The researchers also found that over decades, the influx of wealthier residents
drew additional amenities such as shops and services, and paradoxically, led to
tangible improvements in schools. The results are relevant to the U.S., where
school choice is affected by where children live, and score
manipulation or score inflation has been cited in school district scandals
from Atlanta, to
California,
New York and
Texas.
“Our study documents how misperception caused by score inflation can lead to
the gentrification of local neighborhoods with a permanent change to house
prices and the number of brick-and-mortar businesses catering to the needs of
families,” said Erich Battistin, a professor in the UMD Department of
Agricultural and Resource Economics and lead author of the study.
Battistin analyzed multiple censuses that contained data on schools,
residential sales, neighborhood demographics, available goods and services and
other characteristics on a block-by-block basis. By looking at a variety of
data sets collected from 1991 to 2019, Battistin detected a direct, long-term
effect of a grading policy for children up to Year 6 (or age 11) called
borderlining, which ended throughout England in 2007.
Borderlining allowed standardized exams of students who narrowly missed
grade-level targets to be re-evaluated and bumped up to passing grades at the
evaluator’s discretion. Borderlining was meant to avoid unfair denial of grade
promotions, but instead it led to overstated school achievement ratings.

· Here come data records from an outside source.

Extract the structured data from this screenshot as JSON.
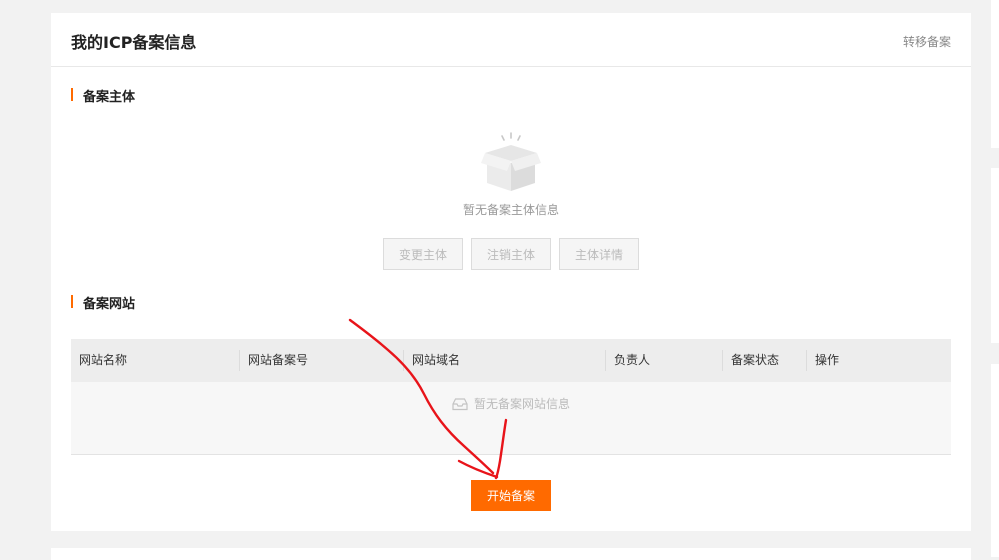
{
  "header": {
    "title": "我的ICP备案信息",
    "transfer_label": "转移备案"
  },
  "entity_section": {
    "title": "备案主体",
    "empty_text": "暂无备案主体信息",
    "buttons": [
      "变更主体",
      "注销主体",
      "主体详情"
    ]
  },
  "website_section": {
    "title": "备案网站",
    "columns": [
      "网站名称",
      "网站备案号",
      "网站域名",
      "负责人",
      "备案状态",
      "操作"
    ],
    "empty_text": "暂无备案网站信息"
  },
  "start_button": "开始备案",
  "colors": {
    "accent": "#ff6a00",
    "annotation": "#e8141a"
  },
  "icons": [
    "empty-box-icon",
    "empty-inbox-icon"
  ]
}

The researchers found that although assignment of more lenient evaluators was
random, over time some schools “got lucky” with more frequent upward grade
adjustments than others. The study showed that the schools that received the
most upgrading saw an average home price increase of £5,827 (the equivalent of
$6,977 at current exchange rates).
In areas experiencing the fastest growth and where parents can choose between
multiple schools, housing prices rose £8,292 ($9,928) near schools with the
most upgrading—which unlike many other factors and amenities that attract
homebuyers, was not related to the economics of the area.
“One would expect to see sorting in which wealthier parents locate where
high-achieving kids are and, as a consequence, less affluent parents must
locate in areas with low-achieving kids,” Battistin said. “Borderlining
somewhat makes this sorting more difficult, because it artificially inflates
parents’ perceptions of the true proportion of high achievers in some schools.”

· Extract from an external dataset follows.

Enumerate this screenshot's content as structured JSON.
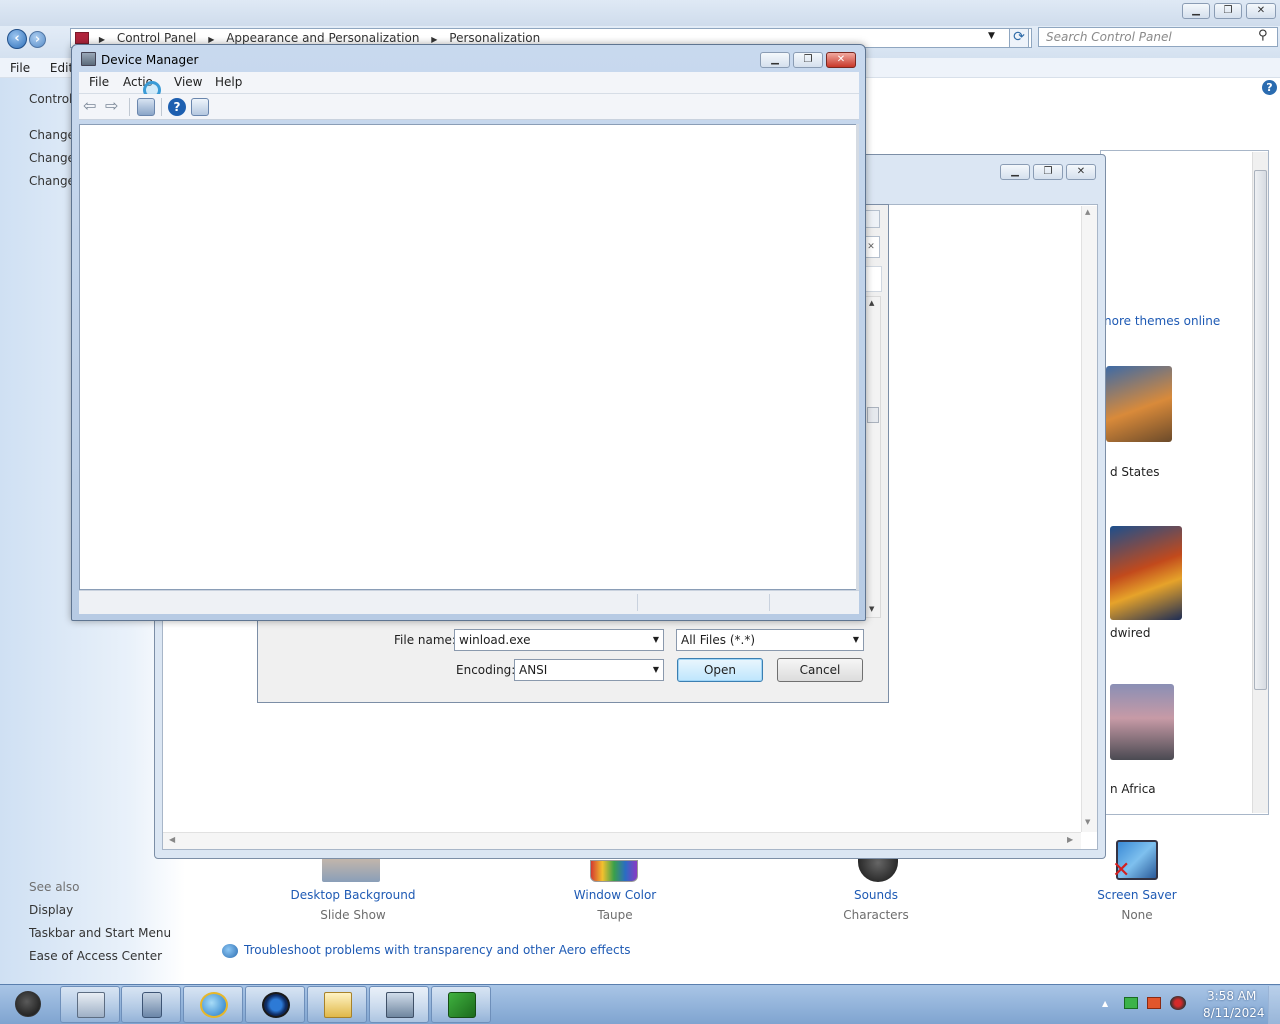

Further investigation of the data showed that, over time, as wealthier
residents moved in to capitalize on the illusion of better schools, amenities
followed.
“Businesses follow the money,” Battistin said. “Parents walk their kids to
school, so as wealthier parents move into an area, coffee shops move in to
serve those parents on the walk home. Supermarkets come and eventually
delicatessens, and so on. The economic composition changes and you have a kind
of gentrification, and it all starts with leniency by these examination
evaluators, which is unrelated to the underlying quality of schools.”
Administrative records also revealed that as demographics shifted, schools put
more effort into competing for students by investing in maintenance and
beautification and allocating more resources to achievement-oriented learning
activities and academic curricula. The effects were larger in neighborhoods
where parents had more opportunities to choose their children’s schools.
“It was a bit of a self-fulfilling prophecy,” Battistin said. “But it is
interesting to note that these effects were not the result of intentional
wrongdoing, but leniency that may have unexpected effects in local markets
beyond the impacts on students.”
The study suggests further research should be done to understand the ripple
effects of grade inflation, such as if limiting parents' ability to accurately
judge a school’s characteristics and test scores can benefit schools and
neighborhoods, and if those benefits are felt by the original residents.